Celui-ci impose à tous une loi parallèle à celle
de l’autorité administrative dans cette prison
où l’on décrypte un microcosme de notre
société en proie à la violence, à la corruption,
à la soif du profit et aux revendications du
communautarisme.
L’imaginaire de la fiction s’inscrit dans une
réalité sociale en s’appuyant sur le réalisme
d’un documentaire. Cinquante ans après Un
condamné à mort s’est échappé (1956) de
Robert Bresson et Le Trou (1960) de Jacques
Becker, Un prophète – dès le générique – transcrit
d’une façon remarquable, avec la force
d’un thriller américain, l’univers de la prison.

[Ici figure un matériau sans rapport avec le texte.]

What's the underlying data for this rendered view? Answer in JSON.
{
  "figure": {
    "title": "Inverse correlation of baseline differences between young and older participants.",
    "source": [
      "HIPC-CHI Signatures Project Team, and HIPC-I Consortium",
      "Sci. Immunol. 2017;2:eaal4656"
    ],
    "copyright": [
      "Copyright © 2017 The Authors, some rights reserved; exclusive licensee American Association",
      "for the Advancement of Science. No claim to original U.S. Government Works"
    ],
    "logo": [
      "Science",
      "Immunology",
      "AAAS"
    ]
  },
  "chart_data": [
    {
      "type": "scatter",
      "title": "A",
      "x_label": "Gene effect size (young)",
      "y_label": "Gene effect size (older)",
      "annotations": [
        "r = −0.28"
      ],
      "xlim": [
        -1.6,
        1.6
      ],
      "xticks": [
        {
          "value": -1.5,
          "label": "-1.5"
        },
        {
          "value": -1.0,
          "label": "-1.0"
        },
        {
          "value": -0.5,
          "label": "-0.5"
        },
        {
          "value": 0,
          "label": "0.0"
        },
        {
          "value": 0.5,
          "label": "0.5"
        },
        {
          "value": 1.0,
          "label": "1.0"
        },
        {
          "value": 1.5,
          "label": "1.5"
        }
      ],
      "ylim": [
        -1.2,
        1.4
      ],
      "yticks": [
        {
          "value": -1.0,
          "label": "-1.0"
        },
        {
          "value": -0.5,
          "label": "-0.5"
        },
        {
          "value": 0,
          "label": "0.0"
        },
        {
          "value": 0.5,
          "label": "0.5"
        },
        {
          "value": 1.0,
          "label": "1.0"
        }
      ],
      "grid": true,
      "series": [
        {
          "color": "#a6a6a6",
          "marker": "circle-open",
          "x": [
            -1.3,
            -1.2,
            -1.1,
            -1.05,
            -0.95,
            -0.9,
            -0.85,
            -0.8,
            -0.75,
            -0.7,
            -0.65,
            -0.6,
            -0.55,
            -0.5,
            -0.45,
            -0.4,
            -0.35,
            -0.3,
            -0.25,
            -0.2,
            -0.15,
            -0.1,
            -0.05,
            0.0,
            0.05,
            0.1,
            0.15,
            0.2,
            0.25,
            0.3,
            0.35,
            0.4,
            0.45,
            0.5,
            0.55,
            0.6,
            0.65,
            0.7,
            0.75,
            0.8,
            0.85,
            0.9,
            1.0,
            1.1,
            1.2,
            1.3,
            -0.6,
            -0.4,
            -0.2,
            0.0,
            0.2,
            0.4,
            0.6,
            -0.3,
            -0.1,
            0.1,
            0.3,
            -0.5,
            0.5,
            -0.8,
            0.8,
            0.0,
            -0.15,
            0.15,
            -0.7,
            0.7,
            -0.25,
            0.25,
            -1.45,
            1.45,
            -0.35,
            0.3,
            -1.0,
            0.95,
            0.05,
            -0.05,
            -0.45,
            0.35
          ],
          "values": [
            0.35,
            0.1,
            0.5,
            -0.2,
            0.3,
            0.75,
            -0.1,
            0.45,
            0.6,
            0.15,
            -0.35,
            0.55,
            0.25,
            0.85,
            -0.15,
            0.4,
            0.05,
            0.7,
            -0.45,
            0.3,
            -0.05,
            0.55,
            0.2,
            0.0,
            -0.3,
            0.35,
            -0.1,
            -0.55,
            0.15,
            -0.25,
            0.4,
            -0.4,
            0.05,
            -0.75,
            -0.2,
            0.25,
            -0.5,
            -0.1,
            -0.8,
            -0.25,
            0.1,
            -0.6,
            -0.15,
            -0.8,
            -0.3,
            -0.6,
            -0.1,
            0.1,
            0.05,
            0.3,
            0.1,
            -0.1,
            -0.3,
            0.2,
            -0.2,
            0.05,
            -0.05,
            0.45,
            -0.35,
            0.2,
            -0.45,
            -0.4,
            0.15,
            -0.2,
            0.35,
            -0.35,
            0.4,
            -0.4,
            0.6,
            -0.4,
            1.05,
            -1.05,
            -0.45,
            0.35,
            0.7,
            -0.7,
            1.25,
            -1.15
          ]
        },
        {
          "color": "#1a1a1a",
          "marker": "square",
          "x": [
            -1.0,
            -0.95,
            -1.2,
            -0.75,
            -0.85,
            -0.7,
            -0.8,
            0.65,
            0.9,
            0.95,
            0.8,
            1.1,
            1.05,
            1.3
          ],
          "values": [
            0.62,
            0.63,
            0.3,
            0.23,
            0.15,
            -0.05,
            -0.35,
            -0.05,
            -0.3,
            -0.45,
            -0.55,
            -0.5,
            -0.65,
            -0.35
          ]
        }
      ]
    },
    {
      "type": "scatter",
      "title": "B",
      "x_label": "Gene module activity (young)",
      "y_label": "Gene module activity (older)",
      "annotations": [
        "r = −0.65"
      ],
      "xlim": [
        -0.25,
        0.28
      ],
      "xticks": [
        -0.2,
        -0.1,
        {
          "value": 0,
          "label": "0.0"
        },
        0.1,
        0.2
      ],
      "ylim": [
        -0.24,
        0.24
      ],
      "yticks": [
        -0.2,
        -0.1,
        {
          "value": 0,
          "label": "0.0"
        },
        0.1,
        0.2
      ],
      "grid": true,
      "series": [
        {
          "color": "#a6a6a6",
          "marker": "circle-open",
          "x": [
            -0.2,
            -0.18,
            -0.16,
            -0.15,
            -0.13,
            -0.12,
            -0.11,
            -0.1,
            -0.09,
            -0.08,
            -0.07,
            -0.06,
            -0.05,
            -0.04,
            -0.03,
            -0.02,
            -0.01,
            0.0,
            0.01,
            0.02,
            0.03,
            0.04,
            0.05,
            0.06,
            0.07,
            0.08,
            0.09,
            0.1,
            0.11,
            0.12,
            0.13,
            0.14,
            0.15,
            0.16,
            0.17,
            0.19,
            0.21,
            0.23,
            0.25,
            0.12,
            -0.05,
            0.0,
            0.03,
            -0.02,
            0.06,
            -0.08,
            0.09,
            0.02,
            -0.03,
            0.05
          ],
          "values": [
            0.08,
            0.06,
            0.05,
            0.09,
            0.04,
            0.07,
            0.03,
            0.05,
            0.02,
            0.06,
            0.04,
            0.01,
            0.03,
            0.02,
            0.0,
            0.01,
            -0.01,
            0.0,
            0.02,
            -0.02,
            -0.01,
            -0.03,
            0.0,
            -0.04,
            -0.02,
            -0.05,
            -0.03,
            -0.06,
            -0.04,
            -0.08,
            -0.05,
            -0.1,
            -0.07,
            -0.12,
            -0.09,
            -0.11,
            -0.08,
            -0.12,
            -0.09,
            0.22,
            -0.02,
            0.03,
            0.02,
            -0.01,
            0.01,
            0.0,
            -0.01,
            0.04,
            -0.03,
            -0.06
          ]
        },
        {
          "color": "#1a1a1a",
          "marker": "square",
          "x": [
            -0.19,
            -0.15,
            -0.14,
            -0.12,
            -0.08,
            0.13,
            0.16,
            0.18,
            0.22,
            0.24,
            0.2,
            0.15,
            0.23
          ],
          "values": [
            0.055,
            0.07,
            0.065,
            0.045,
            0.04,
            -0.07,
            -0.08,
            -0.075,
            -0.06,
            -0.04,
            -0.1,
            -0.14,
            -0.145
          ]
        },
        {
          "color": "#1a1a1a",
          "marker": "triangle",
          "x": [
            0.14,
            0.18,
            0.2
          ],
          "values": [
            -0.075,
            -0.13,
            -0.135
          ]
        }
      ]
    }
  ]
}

Son espace et ses décors aux teintes brunâtres,
grisâtres, verdâtres : longs couloirs aux tons
froids bleu-vert, pièces d’interrogatoire et de
fouille au corps, cellules aux parois d’un gris
sale dont la caméra ne nous présente que
des fragments,
grande cour au sol
verdâtre entourée
de hauts murs gris
délavés – lieu de
promenade des
prisonniers dont
les regards, les
paroles, les gestes,
les postures, les
déplacement sont
différents de ceux
que l’on observe
dans la vie ordinaire.
Ses bruits :
cris et éclats de voix, brouhaha perpétuel,
claquements métalliques des grilles et des
portes de cellule. Ses contextes de violence
inouïe dans les relations entre les prisonniers
(sur ordre de Luciani, Malik tranche la
gorge d’un détenu avec une lame de rasoir
dissimulée dans sa bouche) et les luttes de
clans (les Arabes et les Corses), qui se livrent
au trafic de drogue.
L’impression d’étouffement et d’oppression
en prison est suggérée par les cadrages serrés
des personnages, de même que la durée de
l’intrigue – deux heures et demie –, scindée
en de multiples séquences brèves, transcrit
la perception du temps de Malik.
À l’instar du Bildungsroman allemand du
XIXe siècle illustré par Goethe, Un prophète est
un film d’apprentissage où Jacques Audiard
nous propose une parabole. Au début du
film, Malik ne sait ni lire ni écrire. Mais, placé
sous la protection de Luciani avec qui il entretient
des relations de fils à père (un thème
cher au cinéaste), il utilise son cerveau, son
intelligence, son courage et sa volonté pour
survivre. Il apprend le français, le corse, s’initie
à l’économie. Puis il navigue entre les clans
arabe et corse pour mieux les dominer, tisse
ses propres réseaux parallèles, n’hésite pas
à développer le trafic de drogue et même à
recourir au crime. Au terme du récit, il sort
de prison enrichi, ayant conquis à son tour
le pouvoir. Étrange paradoxe : l’épreuve de
la prison aura été la condition même de sa
réussite.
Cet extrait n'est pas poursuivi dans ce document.